TPRG Financial Year End 2019 Results and Christmas Trading Statement

Theo Paphitis Retail Group (“The Group”)

Financial Year End 2019 Results and Christmas Trading Statement

For the 12 months to 30 March 2019 and 6 weeks to 24 December 2019

Resilient Group performance amid challenging conditions

FY19 summary

·       Ryman: Good performance with total revenue increasing by 1.4% to £129.9m, delivering an increase in EBITDA of 6.5% to £8.2m (FY18: £7.7m) reflecting focus on introduction of new categories, development of related services and customer engagement in store

·       Robert Dyas: Strong performance with total revenue increasing by 6.3% to £131.8m; EBITDA increased to £1.6m (FY18: £0.5m) reflecting strong online growth following introduction of new categories and a good performance in outdoor categories during summer peak

·       Boux Avenue: The business experienced challenging trading conditions throughout the year, which have continued post the period end, resulting in an ongoing strategic and operational review of the business.

Christmas 2019 trading update

·       Group Like-for-like (LFL) sales decline of 1.3% comprised of positive sales at Robert Dyas, flat sales at Ryman and a reduction in sales at Boux Avenue

·       Online sales mix of total business increased to 21.8% for the Group, with Boux Avenue now approaching 50% of total sales and strong e-commerce growth at Ryman, London Graphic Centre and Robert Dyas

Theo Paphitis said: “Looking back at the prior financial year and this Christmas, our Group has delivered a resilient performance in what has been the most challenging retail environment we have ever experienced, underpinned by consumer uncertainty and declines in footfall.

“I am pleased that Ryman and Robert Dyas, as heritage brands on our high streets, have traded well over the prior financial year. Both businesses put in good performances, growing sales and profits as they focused on strong retail execution and category development, both online and in store. Christmas trading was also creditable for both businesses.

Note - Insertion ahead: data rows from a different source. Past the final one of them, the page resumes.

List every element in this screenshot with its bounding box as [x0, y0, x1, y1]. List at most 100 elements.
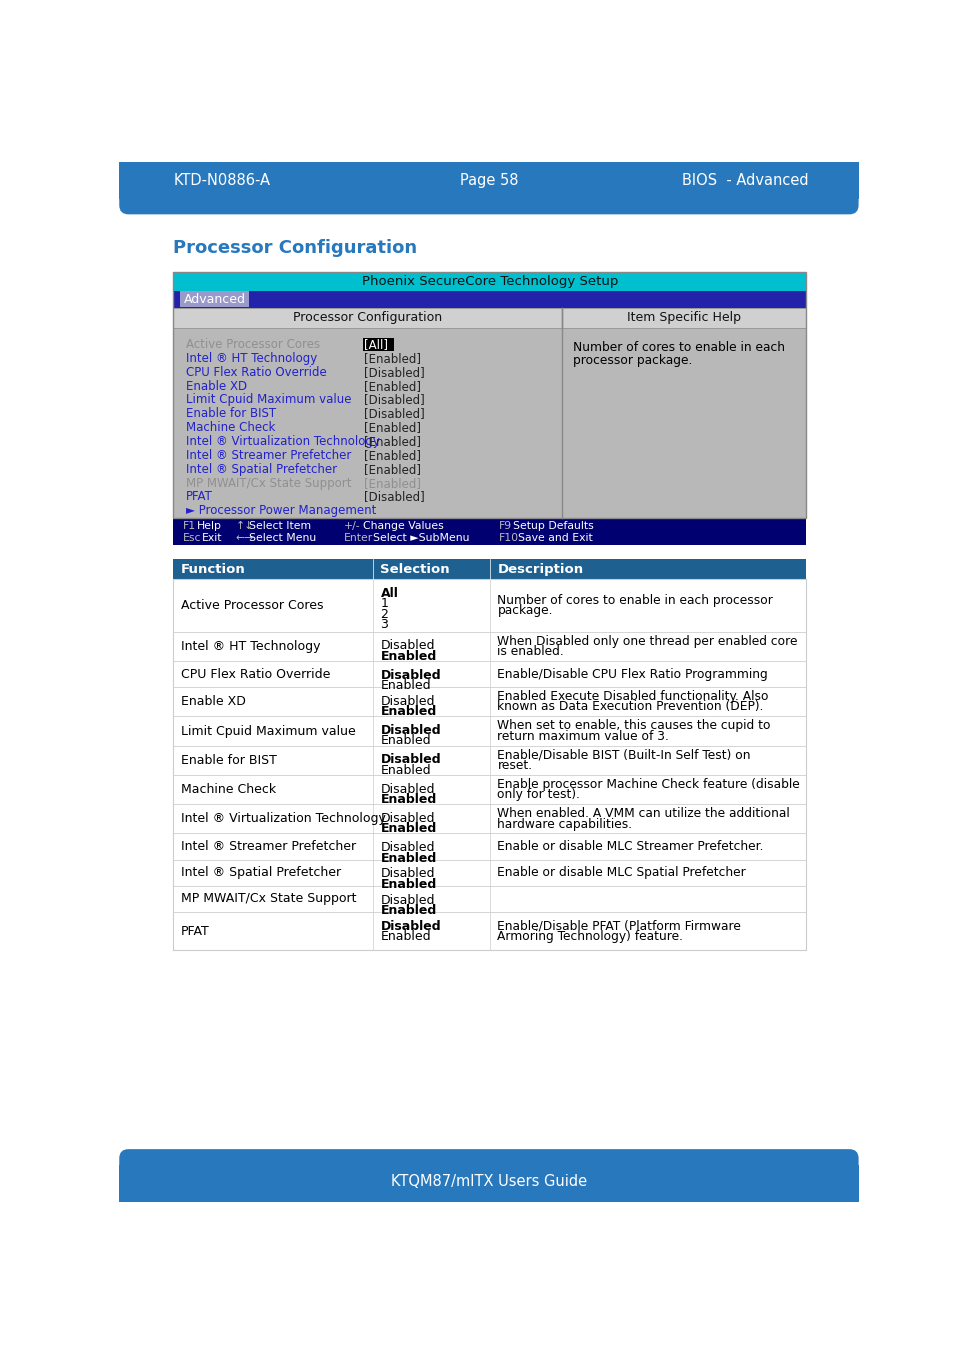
Text: ←→: ←→: [235, 533, 253, 543]
Text: Enabled: Enabled: [380, 852, 436, 864]
Bar: [173, 579, 805, 632]
Bar: [173, 662, 805, 687]
Bar: [173, 886, 805, 913]
Text: [Enabled]: [Enabled]: [364, 448, 420, 462]
Text: Phoenix SecureCore Technology Setup: Phoenix SecureCore Technology Setup: [361, 275, 618, 288]
Text: +/-: +/-: [344, 521, 360, 531]
Text: Enable/Disable CPU Flex Ratio Programming: Enable/Disable CPU Flex Ratio Programmin…: [497, 667, 767, 680]
Text: Enter: Enter: [344, 533, 373, 543]
Bar: [173, 745, 805, 775]
Text: reset.: reset.: [497, 759, 532, 772]
Bar: [173, 273, 805, 290]
Bar: [173, 860, 805, 886]
Text: Exit: Exit: [201, 533, 222, 543]
Text: [Enabled]: [Enabled]: [364, 477, 420, 490]
Text: CPU Flex Ratio Override: CPU Flex Ratio Override: [181, 667, 331, 680]
Text: Intel ® Spatial Prefetcher: Intel ® Spatial Prefetcher: [186, 463, 336, 475]
Text: Disabled: Disabled: [380, 919, 440, 933]
Bar: [173, 559, 805, 579]
Text: [Enabled]: [Enabled]: [364, 435, 420, 448]
Bar: [173, 308, 805, 518]
Text: Disabled: Disabled: [380, 894, 435, 906]
Text: Help: Help: [196, 521, 221, 531]
Text: Page 58: Page 58: [459, 173, 517, 188]
Text: Setup Defaults: Setup Defaults: [512, 521, 593, 531]
Text: Intel ® Spatial Prefetcher: Intel ® Spatial Prefetcher: [181, 867, 341, 879]
Text: [Disabled]: [Disabled]: [364, 490, 424, 504]
Text: Enabled: Enabled: [380, 792, 436, 806]
Text: Enable processor Machine Check feature (disable: Enable processor Machine Check feature (…: [497, 778, 800, 791]
Text: KTD-N0886-A: KTD-N0886-A: [173, 173, 271, 188]
Bar: [173, 687, 805, 717]
Text: [Disabled]: [Disabled]: [364, 393, 424, 406]
Text: Enable XD: Enable XD: [186, 379, 247, 393]
Text: Disabled: Disabled: [380, 811, 435, 825]
Text: Disabled: Disabled: [380, 668, 440, 682]
Text: CPU Flex Ratio Override: CPU Flex Ratio Override: [186, 366, 326, 379]
Bar: [173, 273, 805, 518]
Bar: [179, 292, 249, 306]
Text: Machine Check: Machine Check: [181, 783, 276, 796]
Text: Disabled: Disabled: [380, 753, 440, 767]
Text: [Disabled]: [Disabled]: [364, 408, 424, 420]
Bar: [119, 1165, 858, 1202]
Text: Processor Configuration: Processor Configuration: [293, 310, 442, 324]
Text: Enable/Disable PFAT (Platform Firmware: Enable/Disable PFAT (Platform Firmware: [497, 919, 740, 933]
FancyBboxPatch shape: [119, 1149, 858, 1211]
Text: is enabled.: is enabled.: [497, 645, 563, 657]
Text: ↑↓: ↑↓: [235, 521, 253, 531]
Text: Select Item: Select Item: [249, 521, 311, 531]
Text: Enabled: Enabled: [380, 734, 431, 748]
Text: Intel ® Streamer Prefetcher: Intel ® Streamer Prefetcher: [181, 840, 356, 853]
Text: Disabled: Disabled: [380, 841, 435, 855]
Text: Enabled: Enabled: [380, 679, 431, 693]
Bar: [173, 717, 805, 745]
Text: All: All: [380, 587, 398, 599]
Bar: [173, 805, 805, 833]
FancyBboxPatch shape: [119, 153, 858, 215]
Text: When enabled. A VMM can utilize the additional: When enabled. A VMM can utilize the addi…: [497, 807, 789, 819]
Text: Esc: Esc: [183, 533, 201, 543]
Text: Active Processor Cores: Active Processor Cores: [181, 599, 323, 612]
Text: Enable for BIST: Enable for BIST: [186, 408, 275, 420]
Text: ► Processor Power Management: ► Processor Power Management: [186, 505, 375, 517]
Text: Description: Description: [497, 563, 583, 576]
Text: F10: F10: [498, 533, 518, 543]
Text: Enabled Execute Disabled functionality. Also: Enabled Execute Disabled functionality. …: [497, 690, 768, 703]
Text: MP MWAIT/Cx State Support: MP MWAIT/Cx State Support: [186, 477, 351, 490]
Text: Disabled: Disabled: [380, 640, 435, 652]
Bar: [362, 339, 394, 351]
Text: Processor Configuration: Processor Configuration: [173, 239, 417, 256]
Text: Enabled: Enabled: [380, 930, 431, 944]
Bar: [173, 913, 805, 950]
Text: Change Values: Change Values: [362, 521, 443, 531]
Text: When set to enable, this causes the cupid to: When set to enable, this causes the cupi…: [497, 720, 770, 732]
Text: Enable or disable MLC Streamer Prefetcher.: Enable or disable MLC Streamer Prefetche…: [497, 840, 763, 853]
Text: Intel ® Streamer Prefetcher: Intel ® Streamer Prefetcher: [186, 448, 351, 462]
Text: [Disabled]: [Disabled]: [364, 366, 424, 379]
Bar: [173, 290, 805, 308]
Text: hardware capabilities.: hardware capabilities.: [497, 818, 632, 830]
Text: Disabled: Disabled: [380, 724, 440, 737]
Text: Select Menu: Select Menu: [249, 533, 316, 543]
Text: Enabled: Enabled: [380, 649, 436, 663]
Text: return maximum value of 3.: return maximum value of 3.: [497, 730, 669, 742]
Text: [All]: [All]: [364, 338, 388, 351]
Text: Active Processor Cores: Active Processor Cores: [186, 338, 319, 351]
Text: [Enabled]: [Enabled]: [364, 379, 420, 393]
Text: Function: Function: [181, 563, 246, 576]
Text: Disabled: Disabled: [380, 867, 435, 880]
Text: only for test).: only for test).: [497, 788, 579, 802]
Text: Advanced: Advanced: [183, 293, 245, 305]
Text: F9: F9: [498, 521, 512, 531]
Bar: [119, 162, 858, 198]
Text: When Disabled only one thread per enabled core: When Disabled only one thread per enable…: [497, 634, 797, 648]
Text: PFAT: PFAT: [186, 490, 213, 504]
Text: Intel ® HT Technology: Intel ® HT Technology: [181, 640, 320, 653]
Text: Enable or disable MLC Spatial Prefetcher: Enable or disable MLC Spatial Prefetcher: [497, 867, 745, 879]
Text: Intel ® Virtualization Technology: Intel ® Virtualization Technology: [186, 435, 379, 448]
Text: Enabled: Enabled: [380, 904, 436, 917]
Text: Enable for BIST: Enable for BIST: [181, 753, 276, 767]
Bar: [173, 308, 805, 328]
Text: Select ►SubMenu: Select ►SubMenu: [373, 533, 470, 543]
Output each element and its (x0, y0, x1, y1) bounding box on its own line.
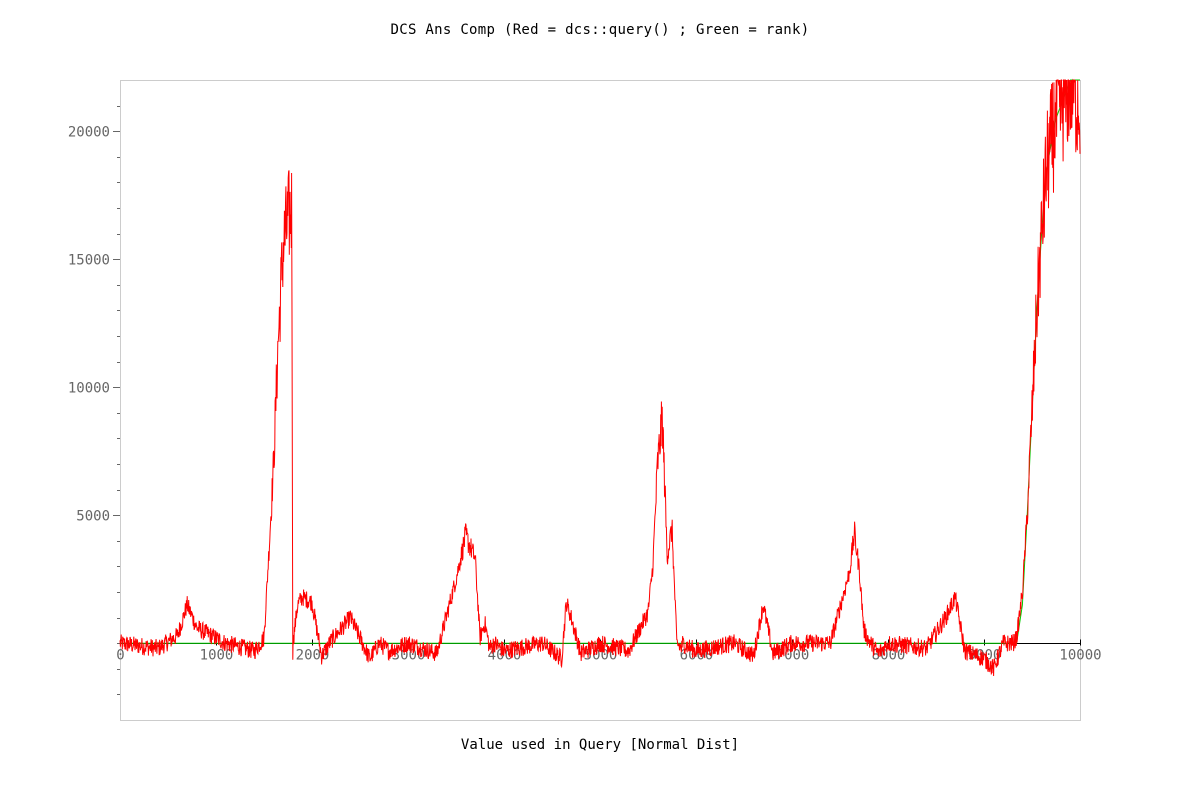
x-tick-label: 3000 (392, 648, 426, 664)
x-tick-label: 10000 (1059, 648, 1101, 664)
x-tick-label: 1000 (200, 648, 234, 664)
series-green-rank-line (120, 79, 1080, 644)
y-tick-label: 10000 (68, 381, 110, 397)
series-group (119, 78, 1081, 677)
y-tick-label: 15000 (68, 253, 110, 269)
series-red-query-line (119, 78, 1081, 677)
y-axis: 5000 10000 15000 20000 (68, 80, 121, 720)
x-tick-label: 0 (116, 648, 124, 664)
y-tick-label: 20000 (68, 125, 110, 141)
plot-frame (120, 80, 1081, 721)
chart-title: DCS Ans Comp (Red = dcs::query() ; Green… (390, 22, 810, 38)
y-tick-label: 5000 (76, 509, 110, 525)
x-axis-label: Value used in Query [Normal Dist] (460, 737, 740, 753)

“Although a small part of our overall Group, we were delighted to see the London Graphic Centre deliver remarkable LFL growth and online sales following its increased focus on product ranging, customer service and engagement, including the introduction of art-based activities in store.

“Boux’s online sales performance during the Christmas period tells its own story, accounting for almost 50% of total retail sales.  As a greater proportion of fashion sales migrate online in the UK, it’s clear that the relevance of shopping centres to fashion retailing – and particularly Boux’s core demographic of 18-30 year old females – is dramatically different from what it was when we launched the business in 2011.  It is not a surprise, therefore, that trading has been most challenging in the majority of our 30 Boux Avenue shopping centre stores, which has contributed towards a double-digit decline in LFL sales in recent months.

The significant costs of marketing your brand to customers in these locations no longer makes sense, and one of the most significant factors we must address is the rents we are paying across our shopping centre destinations.  Boux is still paying significantly above average market rents whilst competitors and co-occupiers have been able to completely realign their rental cost base, often through CVAs. This does not tally with the overall experience we have had with our other businesses located on the high street where we have made some progress in renegotiating rents back towards the market average following constructive discussions with a number of landlords.

We have seen progress with the turnaround plan we implemented at Boux last year and the reaction to our new designs and products has been encouraging. The contribution to Boux’s ranges from product designed by our in house team, led by Zoe Price Smith is increasing and will be entirely influenced by them from the Autumn this year. However, the lower than planned growth in Boux’s overall business, partially impacted by lower footfall experienced at these locations, as well as an unsustainable cost base has meant that we are accelerating a strategic and operational review of the business, leaving no stone unturned. We will look to address our cost base, in particular our rents, as well as addressing the appropriate mix of channels to match the changing needs of our customers. Given the significant importance of the review, this will be led by me personally, supported by our Group board. The publication of Boux’s financial statements will follow pending the outcome of this review.

“As I have previously said, the lack of reform and focus on business rates by the Government and other authorities continues to frustrate us and puts at risk one of the key sectors for the UK economy. However, I am a firm believer that both physical and online retail have a future and we are seeing that we are able to deliver further growth through our heritage brands, Ryman and Robert Dyas, through our e-commerce and other new channels. I would like to thank our loyal colleagues and suppliers for their continued support and we remain confident in the strength of our Group and its collective portfolio of brands.”